Devido ao seu “esquecimento” de tudo que eu narrei acima, e que não é segredo para ninguém porque já foi mostrado publicamente em programa de TV de grande audiência no país, reservam-se o direito de me tratar como seu eu fosse uma imbecil mal-informada e, sobretudo, mal-intencionada.
Pelo fato de ser casada, de ter filhos e netos, de não querer renunciar, em momento nenhum, a viver, com alegria e com toda a minha energia, os papeis e compromissos de cônjuge, pai e avô, não me reconhecem como mulher, privando-me até mesmo de me chamarem pela porcaria de nome social que defendem de unhas e dentes.
Resumindo: apesar de ser uma mulher e de me comportar socialmente como uma mulher, de ser, inclusive, reconhecida pela sociedade como mulher, mesmo o público sabendo que eu não sou, continuo a ser rechaçada, condenada, combatida e violentada, com minha honra e meus valores sendo conspurcados por mentes miúdas, dentro do gueto, que se sentem ameaçadas pelo meu estilo de vida.
Tudo que eu quero nesse mundo é ser respeitada ou, se não for possível o respeito, pelo menos a tolerância pelo que eu sou. Tudo que eu não quero nesse mundo é ser criticada, vilipendiada, achacada, agredida verbalmente, violentada no meu estilo de vida sem nenhuma consideração pela pessoa que eu sou.
Nos últimos 15 anos, tenho dedicado boa parte do meu tempo a estudar o fenômeno transgênero, tendo concluído recentemente o meu segundo mestrado, defendendo uma dissertação em sociologia sobre o tema “a pessoa transgênera entre a transgressão e a conformidade de gênero.

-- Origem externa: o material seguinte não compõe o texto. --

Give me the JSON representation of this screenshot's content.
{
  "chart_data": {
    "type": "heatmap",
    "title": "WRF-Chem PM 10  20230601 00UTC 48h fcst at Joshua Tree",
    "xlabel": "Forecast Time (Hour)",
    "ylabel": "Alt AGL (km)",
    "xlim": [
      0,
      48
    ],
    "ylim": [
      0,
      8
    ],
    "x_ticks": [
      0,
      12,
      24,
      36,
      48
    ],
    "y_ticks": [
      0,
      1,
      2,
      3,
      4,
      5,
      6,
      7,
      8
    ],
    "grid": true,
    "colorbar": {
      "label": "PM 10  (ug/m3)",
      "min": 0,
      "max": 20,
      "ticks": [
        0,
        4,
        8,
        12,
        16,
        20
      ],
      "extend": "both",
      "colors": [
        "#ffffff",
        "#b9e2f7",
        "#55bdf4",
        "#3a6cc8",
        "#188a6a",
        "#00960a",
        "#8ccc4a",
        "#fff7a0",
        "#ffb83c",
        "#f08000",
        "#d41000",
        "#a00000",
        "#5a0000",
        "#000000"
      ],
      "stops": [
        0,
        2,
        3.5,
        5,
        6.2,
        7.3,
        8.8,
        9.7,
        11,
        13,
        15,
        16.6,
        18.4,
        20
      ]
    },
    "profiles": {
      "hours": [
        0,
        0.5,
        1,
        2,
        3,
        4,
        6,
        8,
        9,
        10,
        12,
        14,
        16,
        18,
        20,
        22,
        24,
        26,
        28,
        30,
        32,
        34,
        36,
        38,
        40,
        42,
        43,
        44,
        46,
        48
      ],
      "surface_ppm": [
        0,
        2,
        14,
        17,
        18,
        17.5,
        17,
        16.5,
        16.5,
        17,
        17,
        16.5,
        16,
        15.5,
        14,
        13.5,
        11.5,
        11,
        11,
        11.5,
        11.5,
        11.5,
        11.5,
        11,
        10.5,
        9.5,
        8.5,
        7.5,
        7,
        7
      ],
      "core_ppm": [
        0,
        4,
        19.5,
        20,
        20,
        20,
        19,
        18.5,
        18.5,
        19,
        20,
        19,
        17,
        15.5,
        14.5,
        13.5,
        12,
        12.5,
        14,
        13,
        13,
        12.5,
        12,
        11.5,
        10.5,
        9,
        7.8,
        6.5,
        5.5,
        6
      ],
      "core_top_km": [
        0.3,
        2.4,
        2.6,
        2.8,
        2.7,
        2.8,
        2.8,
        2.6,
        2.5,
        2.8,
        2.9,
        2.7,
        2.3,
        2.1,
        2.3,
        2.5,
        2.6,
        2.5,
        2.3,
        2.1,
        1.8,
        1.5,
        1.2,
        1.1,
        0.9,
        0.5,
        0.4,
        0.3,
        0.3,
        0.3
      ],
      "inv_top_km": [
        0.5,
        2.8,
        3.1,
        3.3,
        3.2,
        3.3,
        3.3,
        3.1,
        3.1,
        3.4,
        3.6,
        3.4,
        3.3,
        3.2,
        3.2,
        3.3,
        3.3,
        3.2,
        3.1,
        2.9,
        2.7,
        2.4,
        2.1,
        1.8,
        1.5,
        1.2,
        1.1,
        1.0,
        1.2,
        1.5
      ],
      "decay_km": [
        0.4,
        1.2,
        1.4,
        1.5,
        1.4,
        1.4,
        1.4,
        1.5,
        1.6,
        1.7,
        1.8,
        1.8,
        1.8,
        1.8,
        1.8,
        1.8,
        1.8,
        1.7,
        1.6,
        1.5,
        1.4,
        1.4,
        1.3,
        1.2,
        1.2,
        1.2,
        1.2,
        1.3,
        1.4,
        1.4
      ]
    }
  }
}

É evidente que não arredarei o pé um milímetro da defesa intransigente que faço do direito de cada pessoa ser o que é. De não obrigada a carregar um rotulozinho de alguma coisa. E a primeira pessoa para quem eu advogo e defendo esse direito sou eu mesma., vítima que tenho sido a vida inteira da incompreensão e da safadeza de uma sociedade que quer enquadrar todo mundo dentro de caixinhas perfeitamente previsíveis e totalmente controláveis.
Sociedade que continua tendo sucesso nessa infeliz e cruel empreitada, transformando todo mundo em “simulacros de si mesmos”, em sujeitos assujeitados, identidades construídas e mantidas dentro dos mais perfeitos estereótipos defendidos por essa sociedade hipócrita e opressora em que vivemos.

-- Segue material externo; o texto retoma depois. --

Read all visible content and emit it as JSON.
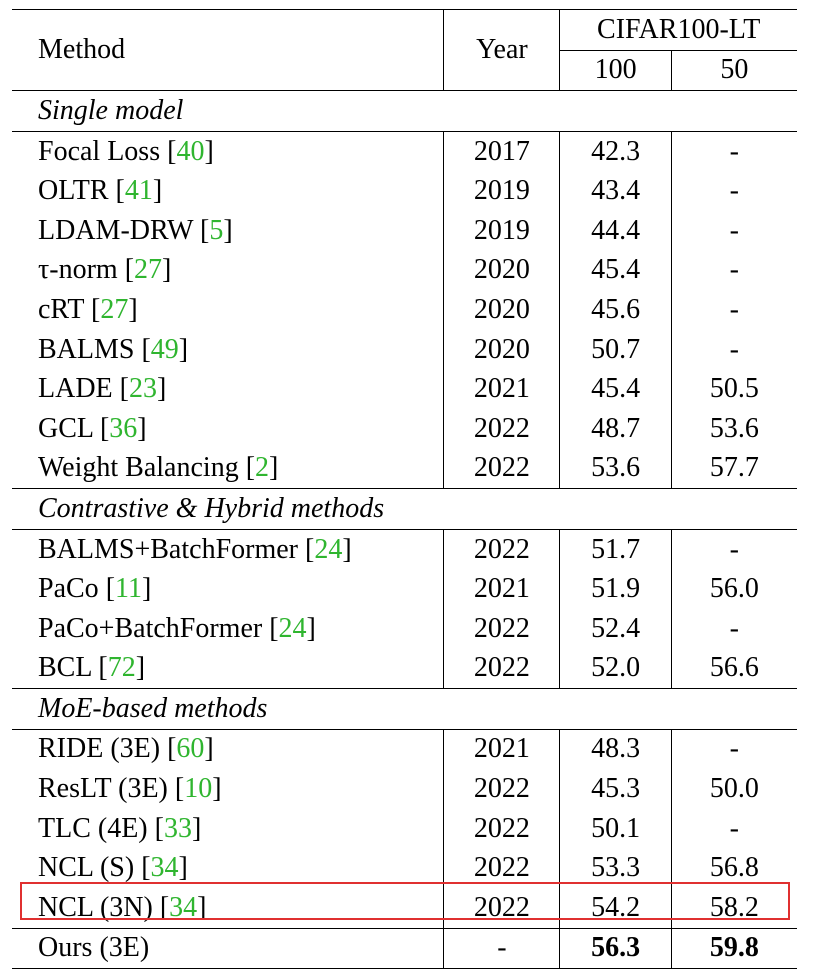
{
  "header": {
    "method_label": "Method",
    "year_label": "Year",
    "dataset_label": "CIFAR100-LT",
    "ratio_100": "100",
    "ratio_50": "50"
  },
  "groups": [
    {
      "title": "Single model",
      "rows": [
        {
          "method": "Focal Loss",
          "cite": "40",
          "year": "2017",
          "v100": "42.3",
          "v50": "-"
        },
        {
          "method": "OLTR",
          "cite": "41",
          "year": "2019",
          "v100": "43.4",
          "v50": "-"
        },
        {
          "method": "LDAM-DRW",
          "cite": "5",
          "year": "2019",
          "v100": "44.4",
          "v50": "-"
        },
        {
          "method": "τ-norm",
          "cite": "27",
          "year": "2020",
          "v100": "45.4",
          "v50": "-"
        },
        {
          "method": "cRT",
          "cite": "27",
          "year": "2020",
          "v100": "45.6",
          "v50": "-"
        },
        {
          "method": "BALMS",
          "cite": "49",
          "year": "2020",
          "v100": "50.7",
          "v50": "-"
        },
        {
          "method": "LADE",
          "cite": "23",
          "year": "2021",
          "v100": "45.4",
          "v50": "50.5"
        },
        {
          "method": "GCL",
          "cite": "36",
          "year": "2022",
          "v100": "48.7",
          "v50": "53.6"
        },
        {
          "method": "Weight Balancing",
          "cite": "2",
          "year": "2022",
          "v100": "53.6",
          "v50": "57.7"
        }
      ]
    },
    {
      "title": "Contrastive & Hybrid methods",
      "rows": [
        {
          "method": "BALMS+BatchFormer",
          "cite": "24",
          "year": "2022",
          "v100": "51.7",
          "v50": "-"
        },
        {
          "method": "PaCo",
          "cite": "11",
          "year": "2021",
          "v100": "51.9",
          "v50": "56.0"
        },
        {
          "method": "PaCo+BatchFormer",
          "cite": "24",
          "year": "2022",
          "v100": "52.4",
          "v50": "-"
        },
        {
          "method": "BCL",
          "cite": "72",
          "year": "2022",
          "v100": "52.0",
          "v50": "56.6"
        }
      ]
    },
    {
      "title": "MoE-based methods",
      "rows": [
        {
          "method": "RIDE (3E)",
          "cite": "60",
          "year": "2021",
          "v100": "48.3",
          "v50": "-"
        },
        {
          "method": "ResLT (3E)",
          "cite": "10",
          "year": "2022",
          "v100": "45.3",
          "v50": "50.0"
        },
        {
          "method": "TLC (4E)",
          "cite": "33",
          "year": "2022",
          "v100": "50.1",
          "v50": "-"
        },
        {
          "method": "NCL (S)",
          "cite": "34",
          "year": "2022",
          "v100": "53.3",
          "v50": "56.8"
        },
        {
          "method": "NCL (3N)",
          "cite": "34",
          "year": "2022",
          "v100": "54.2",
          "v50": "58.2"
        }
      ]
    }
  ],
  "ours": {
    "method": "Ours (3E)",
    "year": "-",
    "v100": "56.3",
    "v50": "59.8"
  },
  "colors": {
    "citation": "#2fb52f",
    "highlight_box": "#e03030"
  }
}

Mais uma vez eu quis deixar bem claro, em virtude na minha função de moderadora do grupo, a que finalidade ele se destina.

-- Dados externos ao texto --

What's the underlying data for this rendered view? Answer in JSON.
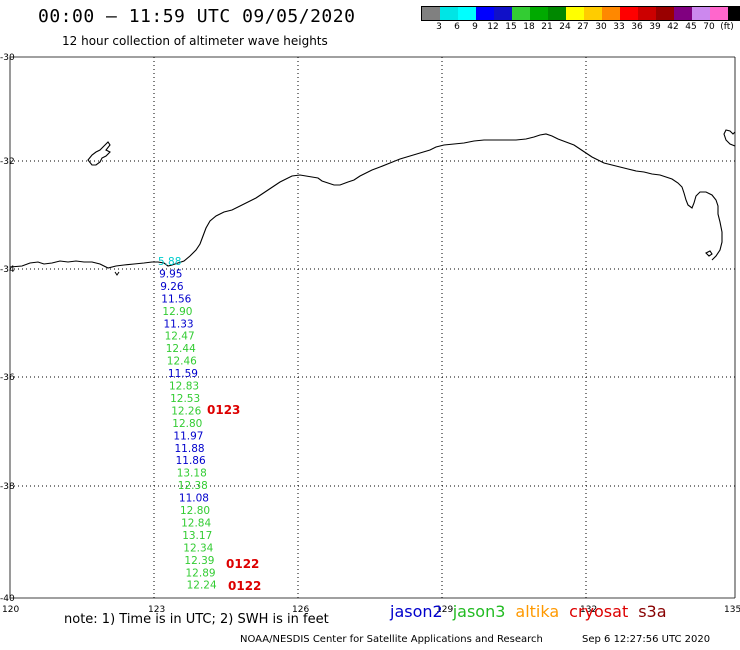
{
  "header": {
    "title": "00:00 – 11:59 UTC 09/05/2020",
    "subtitle": "12 hour collection of altimeter wave heights"
  },
  "colorbar": {
    "colors": [
      "#808080",
      "#00e5e5",
      "#00ffff",
      "#0000ff",
      "#1010c8",
      "#33cc33",
      "#00aa00",
      "#008800",
      "#ffff00",
      "#ffcc00",
      "#ff8800",
      "#ff0000",
      "#cc0000",
      "#990000",
      "#800080",
      "#cc88ee",
      "#ff66cc",
      "#000000"
    ],
    "labels": [
      "3",
      "6",
      "9",
      "12",
      "15",
      "18",
      "21",
      "24",
      "27",
      "30",
      "33",
      "36",
      "39",
      "42",
      "45",
      "70",
      "(ft)"
    ]
  },
  "axes": {
    "lon_labels": [
      "120",
      "123",
      "126",
      "129",
      "132",
      "135"
    ],
    "lat_labels": [
      "-30",
      "-32",
      "-34",
      "-36",
      "-38",
      "-40"
    ]
  },
  "observations": [
    {
      "value": "5.88",
      "color": "#00cccc"
    },
    {
      "value": "9.95",
      "color": "#0000cc"
    },
    {
      "value": "9.26",
      "color": "#0000cc"
    },
    {
      "value": "11.56",
      "color": "#0000cc"
    },
    {
      "value": "12.90",
      "color": "#33cc33"
    },
    {
      "value": "11.33",
      "color": "#0000cc"
    },
    {
      "value": "12.47",
      "color": "#33cc33"
    },
    {
      "value": "12.44",
      "color": "#33cc33"
    },
    {
      "value": "12.46",
      "color": "#33cc33"
    },
    {
      "value": "11.59",
      "color": "#0000cc"
    },
    {
      "value": "12.83",
      "color": "#33cc33"
    },
    {
      "value": "12.53",
      "color": "#33cc33"
    },
    {
      "value": "12.26",
      "color": "#33cc33"
    },
    {
      "value": "12.80",
      "color": "#33cc33"
    },
    {
      "value": "11.97",
      "color": "#0000cc"
    },
    {
      "value": "11.88",
      "color": "#0000cc"
    },
    {
      "value": "11.86",
      "color": "#0000cc"
    },
    {
      "value": "13.18",
      "color": "#33cc33"
    },
    {
      "value": "12.38",
      "color": "#33cc33"
    },
    {
      "value": "11.08",
      "color": "#0000cc"
    },
    {
      "value": "12.80",
      "color": "#33cc33"
    },
    {
      "value": "12.84",
      "color": "#33cc33"
    },
    {
      "value": "13.17",
      "color": "#33cc33"
    },
    {
      "value": "12.34",
      "color": "#33cc33"
    },
    {
      "value": "12.39",
      "color": "#33cc33"
    },
    {
      "value": "12.89",
      "color": "#33cc33"
    },
    {
      "value": "12.24",
      "color": "#33cc33"
    }
  ],
  "pass_times": [
    "0123",
    "0122",
    "0122"
  ],
  "pass_time_color": "#dd0000",
  "note": "note:  1) Time is in UTC;  2) SWH is in feet",
  "legend": [
    {
      "label": "jason2",
      "color": "#0000cc"
    },
    {
      "label": "jason3",
      "color": "#22bb22"
    },
    {
      "label": "altika",
      "color": "#ff9900"
    },
    {
      "label": "cryosat",
      "color": "#dd0000"
    },
    {
      "label": "s3a",
      "color": "#880000"
    }
  ],
  "footer": {
    "credit": "NOAA/NESDIS Center for Satellite Applications and Research",
    "timestamp": "Sep  6 12:27:56 UTC 2020"
  }
}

Transformações externas do corpo, QUAISQUER QUE SEJAM, são absolutamente desejáveis e saudáveis quando estão vinculadas ao sagrado "querer individual" de cada pessoa. Mas são o que há de mais execrável, neurótico, nocivo e grotesco quando buscadas em nome de se promover o
"ajustamento" da pessoa a uma identidade de gênero, a partir de um quadro em que o desejo dela é considerado como patológico. , pois é assim que a sociedade binária nos vê e é por isso, inclusive, que nos oferece "tratamento para a cura" através de cirurgia de transgenitalização.
A luta aqui é pela libertação do desejo! Pelo direito de cada pessoa exercitar o seu desejo sem precisar de ser diagnosticada e rotulada como doente para ter "direito" ao desejo de mudar o próprio corpo! Fico triste se você se sentiu de alguma forma excluída dessa luta ao ler a minha postagem, pois acredito que deve ser a sua luta também. Ou não é?